Definitely a *major* inspiration for Amber.
(The proto-global-warming thing is spot on. Planet heating up due to excess carbon dioxide. Known back in 1954!)
August 2nd, 2020 at 4:06 am
First calculated in the 1890s!
https://en.wikipedia.org/wiki/History_of_climate_change_science#First_calculations_of_greenhouse_effect,_1896
(At the time they thought this might be a _good_ thing, with typical turn of the 20th century We’ll-grow-giant-mangoes-in-Michigan optimism.)
August 2nd, 2020 at 2:01 pm
@GSS ex-noob – Your Hugos mention = SYFY article on winners = retro 1944 awards = Killdozer! by Theodore Sturgeon = Maybe the 1974 made for tv movie which I haven’t seen since it first aired but still remembered? = GOOGLE = Amazon = on sale for under $10 = order = eagerly awaiting Clint Walker and co. vs a space alien possessed piece of heavy equipment.
I see Moore/Kuttner got nominated but didn’t win.
There’s an EMSH on p.110 of my original link. That’s some non Pulpish cleavage there EMSH.
August 4th, 2020 at 4:21 am
@Bruce: Arrhenius was a smart guy. As a former chemistry major, I heard a lot about him.
@fred: Mr. x-n is also very fond of the “Killdozer” movie too. Let us know how it holds up nowadays. I probably haven’t seen it since then, or at least since the early 80s, though we have the story in a Sturgeon collection. He worked as a bulldozer operator so knew his stuff.

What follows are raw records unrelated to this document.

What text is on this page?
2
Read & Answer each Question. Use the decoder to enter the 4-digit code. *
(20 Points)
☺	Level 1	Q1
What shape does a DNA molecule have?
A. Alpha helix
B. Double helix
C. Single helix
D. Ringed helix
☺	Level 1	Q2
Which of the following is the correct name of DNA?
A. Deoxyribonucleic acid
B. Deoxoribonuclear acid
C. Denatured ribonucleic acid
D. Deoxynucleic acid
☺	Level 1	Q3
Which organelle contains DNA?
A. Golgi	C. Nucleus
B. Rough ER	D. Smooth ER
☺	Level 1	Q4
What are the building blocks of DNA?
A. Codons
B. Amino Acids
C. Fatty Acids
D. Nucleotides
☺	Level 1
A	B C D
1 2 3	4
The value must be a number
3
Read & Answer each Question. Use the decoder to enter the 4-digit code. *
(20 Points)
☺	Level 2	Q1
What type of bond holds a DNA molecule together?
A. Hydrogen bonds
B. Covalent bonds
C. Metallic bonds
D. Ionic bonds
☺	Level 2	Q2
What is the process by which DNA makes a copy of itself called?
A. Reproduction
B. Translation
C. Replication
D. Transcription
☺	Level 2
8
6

I wouldn’t have guessed Emsh on that p. 110 art. The alien, yes, but not the people.
August 4th, 2020 at 11:42 pm
@fred:
As mentioned, I looked at this volume last night. Original art by William Timmons.
http://imgur.com/a/tPkvoVe
August 5th, 2020 at 4:02 am
@GSS ex-noob: ties into science fiction in that he also came up with the theory of life travelling through space in spore form: “Arrhenius spores”cropped up a number of times over the years in early science fiction (including a short story I’d love to find online just from the title: P Schuyler Miller’s “The Arrhenius Horror.”)
August 6th, 2020 at 12:50 am
@Bruce: I think he gets name-checked in a Pern book for that.
August 6th, 2020 at 2:20 am
BTW: I believe Killdozer is available on YouTube. At least I have it in my “watch later” queue. Haven’t watched it, so I can’t vouch for quality of the print.
I’ve wanted to see it ever since I learned that Marvel comic did an adaptation.